I'm not sure I agree that the grasping character of possessive individualism remains. This grasping character does not seem to
be the same thing as the imperative to stand out. Those seem to be two different things, in fact, the imperative could well be
stronger the more 'whatever' we become or the less able we are to perform our distinction (or both or more). I've used the
term celebrity subjectivity in past writing; I think it designates something like a mode of subjectification oriented around making
oneself known. I think that some of us are subjectivized this way, but I'm not sure how widespread this is. I say this because I don't
think that names are the crucial designators of personality/personal property (the point Brian links to Sean seems to be a version
of the older notion of reputation). But, anyway, I don't think there are any stable signatures of difference now: there are multiple
Jodi Dean's on facebook; some times people attribute positions to the name Jodi Dean that have nothing to do with what I say and

Brian: " But the sheer, typically communist insistence on commonality is an ideological dead letter, belied by the
complexity of society and the diversity of life-paths."

I may have used commonality but I think collectivity is likely better (or maybe Brian initially used commonality as a way of
designating participation in a shared situation, I'm fine with that term, understanding that participating in a common situation
does not mean the same thing of all participants). Anyway, I disagree with the dead letter etc claim. In fact, I'd say commonality/collectivity
is the only viable response to complexity.
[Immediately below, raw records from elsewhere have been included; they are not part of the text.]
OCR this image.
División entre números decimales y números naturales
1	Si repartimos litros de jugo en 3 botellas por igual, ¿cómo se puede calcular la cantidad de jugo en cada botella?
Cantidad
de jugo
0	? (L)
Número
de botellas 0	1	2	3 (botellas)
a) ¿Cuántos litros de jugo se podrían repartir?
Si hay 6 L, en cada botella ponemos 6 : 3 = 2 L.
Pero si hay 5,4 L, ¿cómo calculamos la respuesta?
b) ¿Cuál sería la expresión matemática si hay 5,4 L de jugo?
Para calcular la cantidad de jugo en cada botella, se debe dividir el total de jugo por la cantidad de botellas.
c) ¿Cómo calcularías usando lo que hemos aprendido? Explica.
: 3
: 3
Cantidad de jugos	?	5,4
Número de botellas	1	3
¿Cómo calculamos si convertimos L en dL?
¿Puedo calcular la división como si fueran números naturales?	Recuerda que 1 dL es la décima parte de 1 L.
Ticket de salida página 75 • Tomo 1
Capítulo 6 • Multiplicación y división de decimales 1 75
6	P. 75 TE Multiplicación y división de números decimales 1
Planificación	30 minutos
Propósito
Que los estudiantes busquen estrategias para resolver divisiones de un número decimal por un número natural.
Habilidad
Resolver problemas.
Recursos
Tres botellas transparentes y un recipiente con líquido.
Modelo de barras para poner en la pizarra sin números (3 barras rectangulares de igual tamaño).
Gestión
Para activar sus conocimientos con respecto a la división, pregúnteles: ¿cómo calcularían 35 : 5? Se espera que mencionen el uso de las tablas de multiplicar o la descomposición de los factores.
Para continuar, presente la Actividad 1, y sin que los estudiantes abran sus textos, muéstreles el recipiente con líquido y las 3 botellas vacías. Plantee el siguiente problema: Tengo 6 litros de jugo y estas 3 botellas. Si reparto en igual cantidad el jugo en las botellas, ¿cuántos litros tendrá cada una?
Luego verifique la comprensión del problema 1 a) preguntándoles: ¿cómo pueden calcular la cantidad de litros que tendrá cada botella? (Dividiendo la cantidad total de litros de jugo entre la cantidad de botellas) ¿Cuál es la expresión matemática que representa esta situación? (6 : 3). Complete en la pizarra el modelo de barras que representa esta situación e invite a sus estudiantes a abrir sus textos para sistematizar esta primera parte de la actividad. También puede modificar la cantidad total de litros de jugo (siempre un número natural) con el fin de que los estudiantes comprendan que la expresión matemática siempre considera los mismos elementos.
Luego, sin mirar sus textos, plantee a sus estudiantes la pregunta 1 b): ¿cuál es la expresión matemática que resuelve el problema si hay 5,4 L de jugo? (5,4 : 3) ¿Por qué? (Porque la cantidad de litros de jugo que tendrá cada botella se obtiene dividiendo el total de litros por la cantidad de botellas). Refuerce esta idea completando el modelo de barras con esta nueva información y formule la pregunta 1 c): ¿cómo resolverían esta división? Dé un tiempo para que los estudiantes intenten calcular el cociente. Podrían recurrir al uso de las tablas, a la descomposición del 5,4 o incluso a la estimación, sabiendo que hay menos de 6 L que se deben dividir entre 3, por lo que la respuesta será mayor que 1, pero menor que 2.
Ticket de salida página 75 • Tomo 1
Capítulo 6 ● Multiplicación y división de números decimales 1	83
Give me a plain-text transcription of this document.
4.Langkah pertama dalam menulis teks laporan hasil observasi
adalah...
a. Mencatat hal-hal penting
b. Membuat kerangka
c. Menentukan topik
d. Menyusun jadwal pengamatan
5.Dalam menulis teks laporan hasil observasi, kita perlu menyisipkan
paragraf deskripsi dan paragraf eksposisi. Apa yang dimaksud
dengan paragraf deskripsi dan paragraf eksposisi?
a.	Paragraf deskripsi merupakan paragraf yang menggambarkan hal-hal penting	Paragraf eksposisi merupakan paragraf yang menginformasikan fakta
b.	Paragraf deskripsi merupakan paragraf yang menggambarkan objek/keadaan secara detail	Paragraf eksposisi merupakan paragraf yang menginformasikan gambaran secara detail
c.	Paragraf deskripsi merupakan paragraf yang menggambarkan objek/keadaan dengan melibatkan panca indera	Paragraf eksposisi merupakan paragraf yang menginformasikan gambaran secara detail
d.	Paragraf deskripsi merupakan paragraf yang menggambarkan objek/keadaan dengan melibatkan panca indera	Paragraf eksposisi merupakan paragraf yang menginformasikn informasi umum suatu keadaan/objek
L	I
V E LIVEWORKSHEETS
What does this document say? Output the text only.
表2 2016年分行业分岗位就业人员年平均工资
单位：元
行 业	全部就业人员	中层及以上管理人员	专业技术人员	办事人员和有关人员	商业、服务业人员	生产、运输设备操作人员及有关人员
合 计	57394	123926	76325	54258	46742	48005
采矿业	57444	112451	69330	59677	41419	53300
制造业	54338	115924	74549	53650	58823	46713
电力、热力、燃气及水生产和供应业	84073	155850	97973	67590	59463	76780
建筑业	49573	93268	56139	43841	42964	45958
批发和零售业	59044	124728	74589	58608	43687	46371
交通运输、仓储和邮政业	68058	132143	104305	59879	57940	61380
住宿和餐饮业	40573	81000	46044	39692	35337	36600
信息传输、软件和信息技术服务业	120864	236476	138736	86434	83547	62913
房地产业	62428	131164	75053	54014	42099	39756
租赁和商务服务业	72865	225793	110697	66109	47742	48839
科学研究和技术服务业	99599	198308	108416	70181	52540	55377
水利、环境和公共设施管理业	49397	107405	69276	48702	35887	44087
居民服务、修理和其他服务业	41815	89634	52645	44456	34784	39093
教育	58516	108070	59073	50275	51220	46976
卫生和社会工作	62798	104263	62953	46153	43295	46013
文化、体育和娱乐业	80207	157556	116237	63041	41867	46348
Brian: " In the best and worst of cases - in massive outbursts of political protest and in disaster
situations - there is an actual, material experience of commonality, where
the differences among people do not exclude shared action, concrete
solidarity. These are the circumstances where the singularity of each
person appears as indifferent to the events at hand, so that everyone
becomes a "whatever singularity." That phrase by Agamben, from The Coming
Community, is a very strong and positive one. It insists on the material
difference and historicity of each human thrown into the world, but says
those diverging existential conditions are our common lot, whatever, no
distraction from the basic political issues. 

I think that whatever singularity is not particularly positive, even if that's the way Agamben meant it. More specifically, I don't think that
one can get to the claim of 'basic political issues' if one presumes something like whatever singularity. Why? Because there are no
ontologically given 'basic political issues.' Rather, the claim for issues is political, which means divisive and antagonistic, part of a stand for
and against.

I guess my appeal is for organized solidarities rather than temporally singular experiences of commonality.  But, perhaps the opposition
is less stark than I'm suggesting and the latter are a means of producing the former.